Martín, tímido y muy educado, no se había atrevido a preguntar, pero ya estaba cansado de esperar en aquella habitación sucia y húmeda sin hacer nada. A su lado, sentados ambos en el suelo, David miraba a la nada, ahora muy serio.
—¿Falta mucho para la cena? Quiero ir con mis padres— David ni se inmutó.
Cuando se escucharon unos pasos pesados en el pasillo, el niño, sin dejar de mirar a la nada, susurró:
—Lástima que no hayas cogido el refresco. No te habrías enterado de nada.
En ese instante, el padre de David abrió despacio la puerta y se asomó, ataviado con un delantal muy sucio. En su cara seguía esculpida aquella sonrisa y miraba con ojos ansiosos al niño.
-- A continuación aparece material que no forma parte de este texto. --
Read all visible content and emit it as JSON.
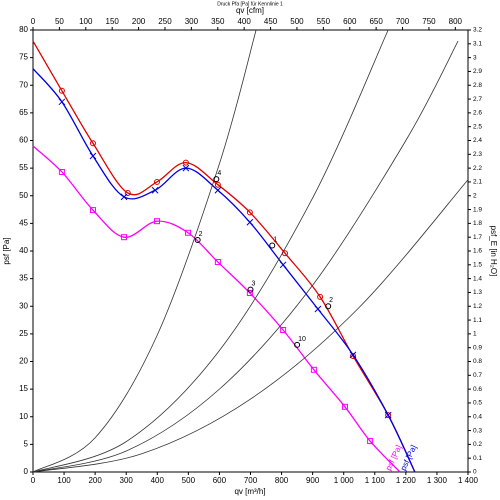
{
  "chart_data": {
    "type": "line",
    "title": "Druck Pfa [Pa] für Kennlinie 1",
    "x_label": "qv [m³/h]",
    "x2_label": "qv [cfm]",
    "y_label": "psf [Pa]",
    "y2_label": "psf_E [in H₂O]",
    "xlim": [
      0,
      1400
    ],
    "xticks": [
      0,
      100,
      200,
      300,
      400,
      500,
      600,
      700,
      800,
      900,
      {
        "value": 1000,
        "label": "1 000"
      },
      {
        "value": 1100,
        "label": "1 100"
      },
      {
        "value": 1200,
        "label": "1 200"
      },
      {
        "value": 1300,
        "label": "1 300"
      },
      {
        "value": 1400,
        "label": "1 400"
      }
    ],
    "x2lim": [
      0,
      824
    ],
    "x2ticks": [
      0,
      50,
      100,
      150,
      200,
      250,
      300,
      350,
      400,
      450,
      500,
      550,
      600,
      650,
      700,
      750,
      800
    ],
    "ylim": [
      0,
      80
    ],
    "yticks": [
      0,
      5,
      10,
      15,
      20,
      25,
      30,
      35,
      40,
      45,
      50,
      55,
      60,
      65,
      70,
      75,
      80
    ],
    "y2lim": [
      0,
      3.2
    ],
    "y2ticks": [
      0,
      0.1,
      0.2,
      0.3,
      0.4,
      0.5,
      0.6,
      0.7,
      0.8,
      0.9,
      1,
      1.1,
      1.2,
      1.3,
      1.4,
      1.5,
      1.6,
      1.7,
      1.8,
      1.9,
      2,
      2.1,
      2.2,
      2.3,
      2.4,
      2.5,
      2.6,
      2.7,
      2.8,
      2.9,
      3,
      3.1,
      3.2
    ],
    "series": [
      {
        "color": "#e00000",
        "marker": "circle",
        "x": [
          0,
          93,
          193,
          305,
          399,
          492,
          595,
          698,
          811,
          924,
          1030,
          1143,
          1229
        ],
        "values": [
          78,
          69,
          59.5,
          50.5,
          52.5,
          56,
          52,
          47,
          39.6,
          31.7,
          21,
          10.3,
          0
        ]
      },
      {
        "name": "psf [Pa]",
        "color": "#0000e0",
        "marker": "cross",
        "x": [
          0,
          93,
          193,
          293,
          393,
          492,
          595,
          698,
          805,
          917,
          1030,
          1143,
          1229
        ],
        "values": [
          73,
          67,
          57.2,
          49.8,
          51,
          55,
          51,
          45.2,
          37.5,
          29.5,
          21.2,
          10.3,
          0
        ]
      },
      {
        "name": "psf [Pa]",
        "color": "#ff00ff",
        "marker": "square",
        "x": [
          0,
          93,
          193,
          293,
          399,
          499,
          595,
          698,
          805,
          904,
          1004,
          1085,
          1181
        ],
        "values": [
          59,
          54.3,
          47.4,
          42.5,
          45.4,
          43.3,
          38,
          32.4,
          25.7,
          18.5,
          11.8,
          5.6,
          0
        ]
      },
      {
        "color": "#333333",
        "x": [
          0,
          200,
          400,
          600,
          718
        ],
        "values": [
          0,
          6.2,
          24.8,
          55.8,
          80
        ]
      },
      {
        "color": "#333333",
        "x": [
          0,
          300,
          600,
          900,
          1143
        ],
        "values": [
          0,
          5.5,
          22,
          49.6,
          80
        ]
      },
      {
        "color": "#333333",
        "x": [
          0,
          300,
          600,
          900,
          1200,
          1368
        ],
        "values": [
          0,
          3.8,
          15,
          33.8,
          60,
          78
        ]
      },
      {
        "color": "#333333",
        "x": [
          0,
          350,
          700,
          1050,
          1400
        ],
        "values": [
          0,
          3.3,
          13.2,
          29.8,
          52.9
        ]
      }
    ],
    "annotations": [
      {
        "text": "4",
        "x": 590,
        "y": 53
      },
      {
        "text": "2",
        "x": 530,
        "y": 42
      },
      {
        "text": "1",
        "x": 770,
        "y": 41
      },
      {
        "text": "3",
        "x": 700,
        "y": 33
      },
      {
        "text": "2",
        "x": 950,
        "y": 30
      },
      {
        "text": "10",
        "x": 850,
        "y": 23
      }
    ]
  }
}
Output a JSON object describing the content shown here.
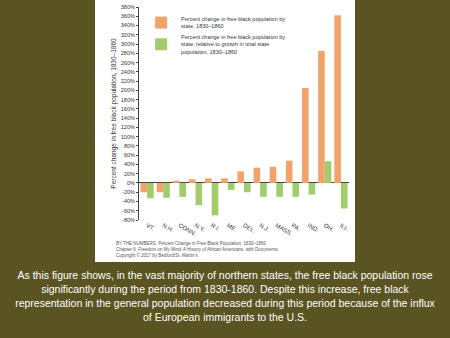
{
  "chart_data": {
    "type": "bar",
    "categories": [
      "VT.",
      "N.H.",
      "CONN.",
      "N.Y.",
      "R.I.",
      "ME.",
      "DEL.",
      "N.J.",
      "MASS.",
      "PA.",
      "IND.",
      "OH.",
      "ILL."
    ],
    "series": [
      {
        "name": "Percent change in free black population by state, 1830–1860",
        "color": "#f2a36c",
        "values": [
          -20,
          -20,
          5,
          8,
          10,
          10,
          25,
          33,
          35,
          48,
          205,
          285,
          362
        ]
      },
      {
        "name": "Percent change in free black population by state, relative to growth in total state population, 1830–1860",
        "color": "#a3cd6d",
        "values": [
          -33,
          -32,
          -30,
          -48,
          -70,
          -15,
          -20,
          -30,
          -30,
          -30,
          -25,
          47,
          -55
        ]
      }
    ],
    "y_label": "Percent change in free black population, 1830–1860",
    "ylim": [
      -80,
      380
    ],
    "yticks": [
      {
        "value": -80,
        "label": "-80%"
      },
      {
        "value": -60,
        "label": "-60%"
      },
      {
        "value": -40,
        "label": "-40%"
      },
      {
        "value": -20,
        "label": "-20%"
      },
      {
        "value": 0,
        "label": "0%"
      },
      {
        "value": 20,
        "label": "20%"
      },
      {
        "value": 40,
        "label": "40%"
      },
      {
        "value": 60,
        "label": "60%"
      },
      {
        "value": 80,
        "label": "80%"
      },
      {
        "value": 100,
        "label": "100%"
      },
      {
        "value": 120,
        "label": "120%"
      },
      {
        "value": 140,
        "label": "140%"
      },
      {
        "value": 160,
        "label": "160%"
      },
      {
        "value": 180,
        "label": "180%"
      },
      {
        "value": 200,
        "label": "200%"
      },
      {
        "value": 220,
        "label": "220%"
      },
      {
        "value": 240,
        "label": "240%"
      },
      {
        "value": 260,
        "label": "260%"
      },
      {
        "value": 280,
        "label": "280%"
      },
      {
        "value": 300,
        "label": "300%"
      },
      {
        "value": 320,
        "label": "320%"
      },
      {
        "value": 340,
        "label": "340%"
      },
      {
        "value": 360,
        "label": "360%"
      },
      {
        "value": 380,
        "label": "380%"
      }
    ],
    "grid": false,
    "legend": "upper left",
    "source_lines": [
      "BY THE NUMBERS  Percent Change in Free Black Population, 1830–1860",
      "Chapter 6, Freedom on My Mind: A History of African Americans, with Documents",
      "Copyright © 2017 by Bedford/St. Martin's"
    ]
  },
  "caption": "As this figure shows, in the vast majority of northern states, the free black population rose significantly during the period from 1830-1860.  Despite this increase, free black representation in the general population decreased during this period because of the influx of European immigrants to the U.S."
}
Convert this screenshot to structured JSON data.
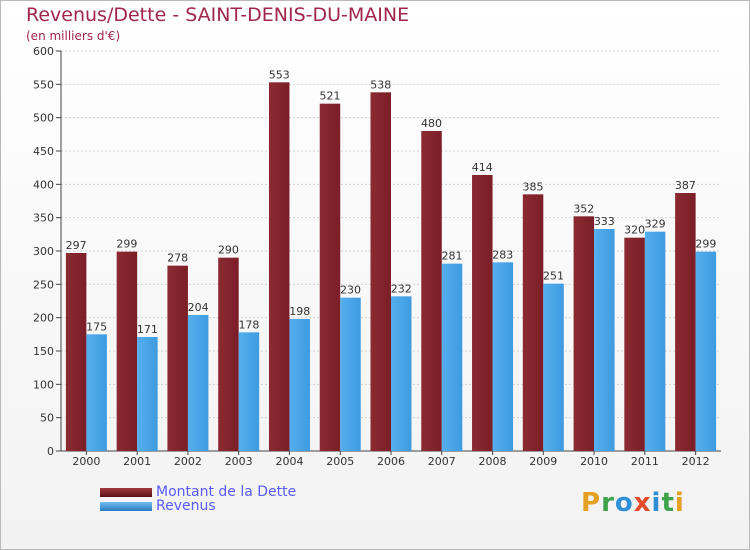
{
  "title": "Revenus/Dette - SAINT-DENIS-DU-MAINE",
  "subtitle": "(en milliers d'€)",
  "brand": "Proxiti",
  "chart_data": {
    "type": "bar",
    "categories": [
      "2000",
      "2001",
      "2002",
      "2003",
      "2004",
      "2005",
      "2006",
      "2007",
      "2008",
      "2009",
      "2010",
      "2011",
      "2012"
    ],
    "series": [
      {
        "name": "Montant de la Dette",
        "values": [
          297,
          299,
          278,
          290,
          553,
          521,
          538,
          480,
          414,
          385,
          352,
          320,
          387
        ],
        "color": "#7b1e27"
      },
      {
        "name": "Revenus",
        "values": [
          175,
          171,
          204,
          178,
          198,
          230,
          232,
          281,
          283,
          251,
          333,
          329,
          299
        ],
        "color": "#3e9be0"
      }
    ],
    "ylim": [
      0,
      600
    ],
    "yticks": [
      0,
      50,
      100,
      150,
      200,
      250,
      300,
      350,
      400,
      450,
      500,
      550,
      600
    ],
    "grid": true,
    "legend_position": "bottom-left",
    "title": "Revenus/Dette - SAINT-DENIS-DU-MAINE",
    "ylabel": "(en milliers d'€)"
  },
  "colors": {
    "title": "#a0264a",
    "legend_text": "#5a5aff",
    "dette_dark": "#5a0f14",
    "revenus_dark": "#2b7cc1"
  },
  "legend": {
    "items": [
      {
        "label": "Montant de la Dette",
        "color": "#7b1e27"
      },
      {
        "label": "Revenus",
        "color": "#3e9be0"
      }
    ]
  }
}
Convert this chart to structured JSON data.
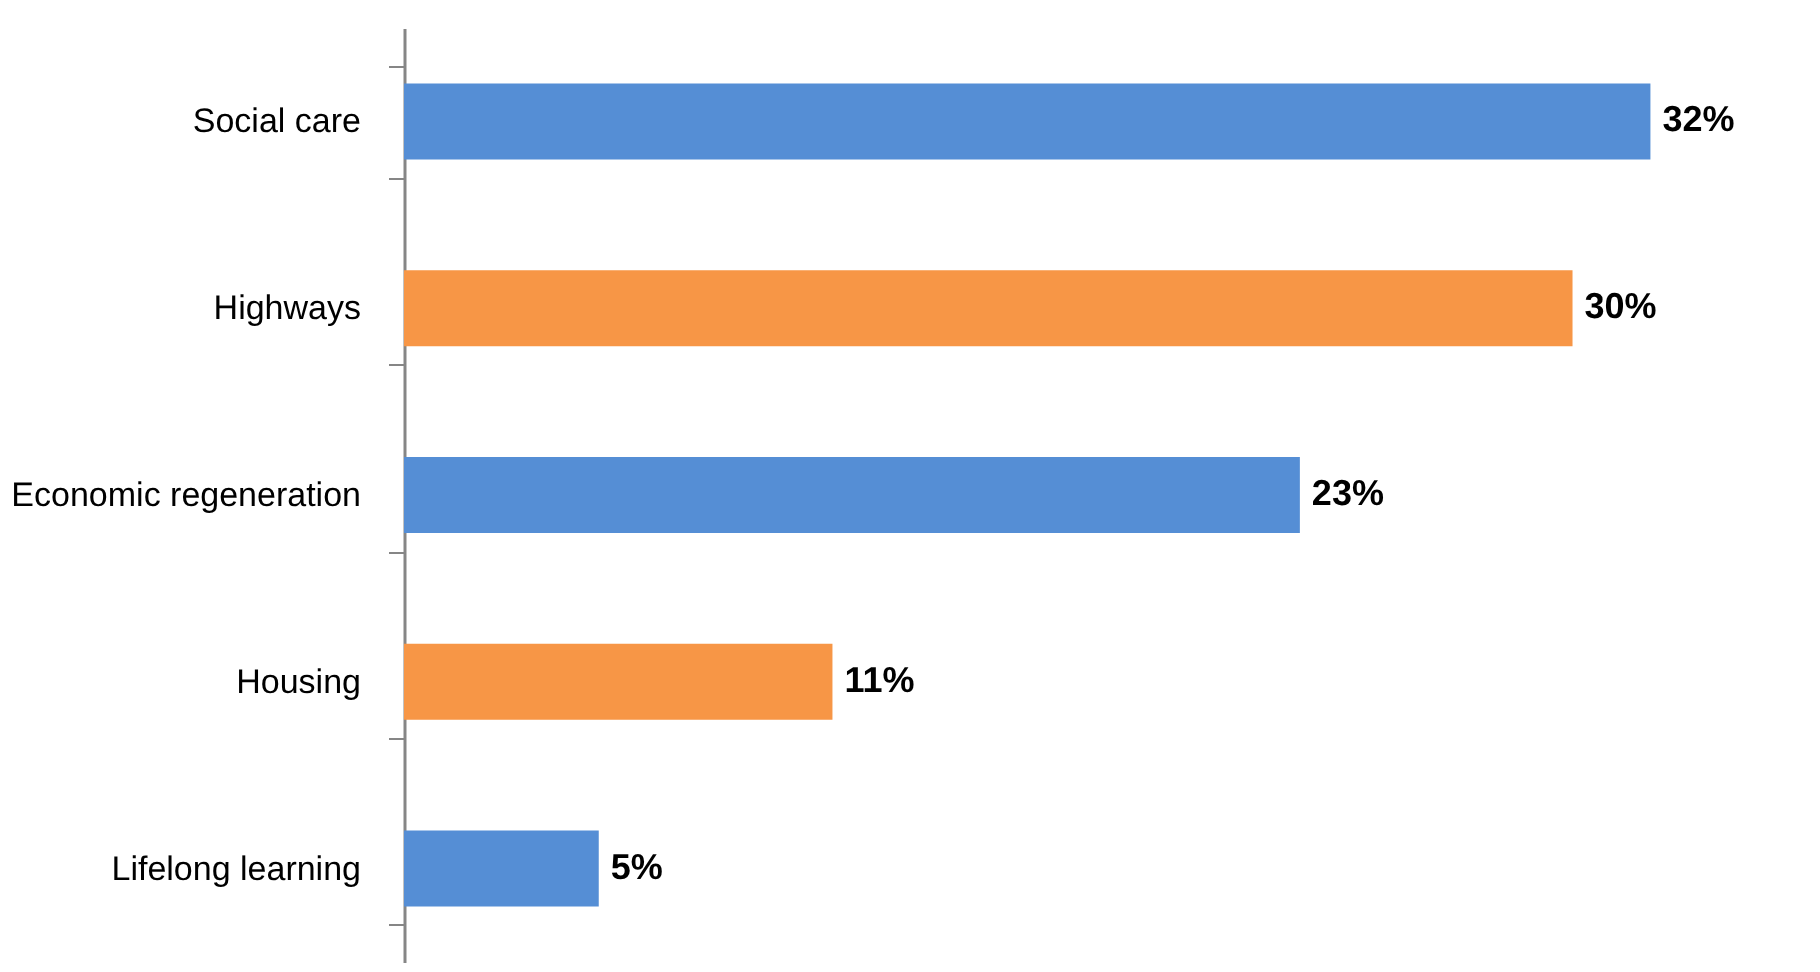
{
  "chart_data": {
    "type": "bar",
    "orientation": "horizontal",
    "categories": [
      "Social care",
      "Highways",
      "Economic regeneration",
      "Housing",
      "Lifelong learning"
    ],
    "values": [
      32,
      30,
      23,
      11,
      5
    ],
    "colors": [
      "#558ed5",
      "#f79646",
      "#558ed5",
      "#f79646",
      "#558ed5"
    ],
    "value_labels": [
      "32%",
      "30%",
      "23%",
      "11%",
      "5%"
    ],
    "grid": false
  }
}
David se levantó y se marchó sin hablar. Martín empezó a respirar muy rápido, tremendamente nervioso y desconcertado. El padre de David puso cara de sorpresa y preocupación al verlo sollozar.
—Por favor, tranquilízate— dijo con voz suave, y pasó a la habitación escondiendo un afilado cuchillo en el bolsillo del delantal—. Si te inunda el miedo, tu carne no sabrá tan bien.